In a meeting room at the Sagamore Pendry in Fells Point, Berry said on Tuesday that teaming up with grassroots partners also helps the bank establish trust in communities where it knows its presence may not be welcome. He promised the bank’s commitment to Baltimore would be “long-term” and would “laser-focus” on affordable housing and getting more families into decent homes.
Members of the cohort said the work of fixing up badly blighted communities is difficult, expensive and requires a full-court press of this nature.
”There’s a great benefit in forcing us to talk,” said JohnDre Jennings, executive director of the Druid Heights Community Development Corp. She said she looks forward to discussing policy solutions and possible health interventions with her peer leaders.
“It forces us to come out of the silos we’re in,” added Sean Closkey, president of ReBuild Metro. He credited the bank for lending support to a complex financial challenge that he hoped would catalyze even more investment.
After pouring at least $200 million of philanthropic gifts and financing into Detroit since the city declared bankruptcy in 2013, JPMorgan Chase has pledged to expand its blueprint for tackling residential vacancy and jumpstarting the economy into several new communities across the U.S. It directs its investment into four distinct pillars: home lending, workforce development, small businesses and financial wellness.
In Detroit, the firm points to some promising returns on its investment so far, including lowered unemployment, growth in median credit scores and per capita incomes. A Maryland resident, Berry said a bet on Baltimore could yield similar results.
In a Tuesday news release, the firm said the idea for the housing cohort stemmed from lessons learned in Detroit and other cities where it paired financial resources with local, on-the-ground experts who “know their community best.” Outside of the housing cohort, the bank has put money into groups including Innovation Works, which supports social entrepreneurs, and Parity Homes, which is restoring homes in Harlem Park.
Meanwhile, city, state and civic leaders have begun to coalesce around vacant housing as a marquee issue. Last year, Mayor Brandon Scott joined forces with BUILD Baltimore and the Greater Baltimore Committee to set a 15-year, $3 billion target for remediating the problem. Earlier this month, Maryland Gov. Wes Moore signed an executive order enshrining the vacant housing epidemic into an administrative priority, calling to eliminate 5,000 abandoned and blighted homes in five years.
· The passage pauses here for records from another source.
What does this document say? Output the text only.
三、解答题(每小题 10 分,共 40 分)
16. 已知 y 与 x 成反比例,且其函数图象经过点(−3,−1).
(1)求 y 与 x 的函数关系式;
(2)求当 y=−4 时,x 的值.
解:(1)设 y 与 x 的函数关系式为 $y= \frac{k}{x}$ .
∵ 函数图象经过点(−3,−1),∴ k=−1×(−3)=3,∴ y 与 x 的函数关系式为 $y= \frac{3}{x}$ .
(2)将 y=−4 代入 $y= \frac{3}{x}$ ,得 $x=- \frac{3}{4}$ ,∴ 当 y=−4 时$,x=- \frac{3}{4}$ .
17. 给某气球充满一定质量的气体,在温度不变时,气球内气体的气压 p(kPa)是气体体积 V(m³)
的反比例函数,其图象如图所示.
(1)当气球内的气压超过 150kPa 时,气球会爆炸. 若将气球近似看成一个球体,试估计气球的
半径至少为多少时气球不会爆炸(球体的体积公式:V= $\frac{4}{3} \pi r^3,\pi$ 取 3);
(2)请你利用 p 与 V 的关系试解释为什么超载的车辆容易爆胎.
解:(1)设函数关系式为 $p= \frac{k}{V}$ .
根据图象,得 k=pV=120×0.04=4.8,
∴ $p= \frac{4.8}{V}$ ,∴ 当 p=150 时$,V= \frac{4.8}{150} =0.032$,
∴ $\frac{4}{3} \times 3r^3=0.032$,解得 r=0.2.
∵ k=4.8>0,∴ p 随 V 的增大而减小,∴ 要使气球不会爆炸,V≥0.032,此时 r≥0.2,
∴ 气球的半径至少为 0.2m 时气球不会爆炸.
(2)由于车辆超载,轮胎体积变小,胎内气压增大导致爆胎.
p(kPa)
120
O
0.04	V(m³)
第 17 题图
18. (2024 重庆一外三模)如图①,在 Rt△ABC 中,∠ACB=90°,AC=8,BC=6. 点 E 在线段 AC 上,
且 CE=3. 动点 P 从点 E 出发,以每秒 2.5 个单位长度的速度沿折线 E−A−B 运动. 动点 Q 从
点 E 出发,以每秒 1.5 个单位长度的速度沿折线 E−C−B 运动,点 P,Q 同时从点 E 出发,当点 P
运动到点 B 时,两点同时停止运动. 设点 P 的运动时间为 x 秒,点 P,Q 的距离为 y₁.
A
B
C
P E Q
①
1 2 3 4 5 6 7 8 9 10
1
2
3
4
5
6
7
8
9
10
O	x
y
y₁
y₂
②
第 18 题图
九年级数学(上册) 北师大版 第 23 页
JPMorgan Chase isn’t the only private sector player to heed Baltimore’s vacant housing call-to-action: Last year, the city announced Bloomberg Philanthropies would invest in a team to embed in city government and draft solutions for complex problems. The city’s innovation team, which has offices in City Hall, is zeroing in on vacancy and is conducting listening sessions in neighborhoods across Baltimore.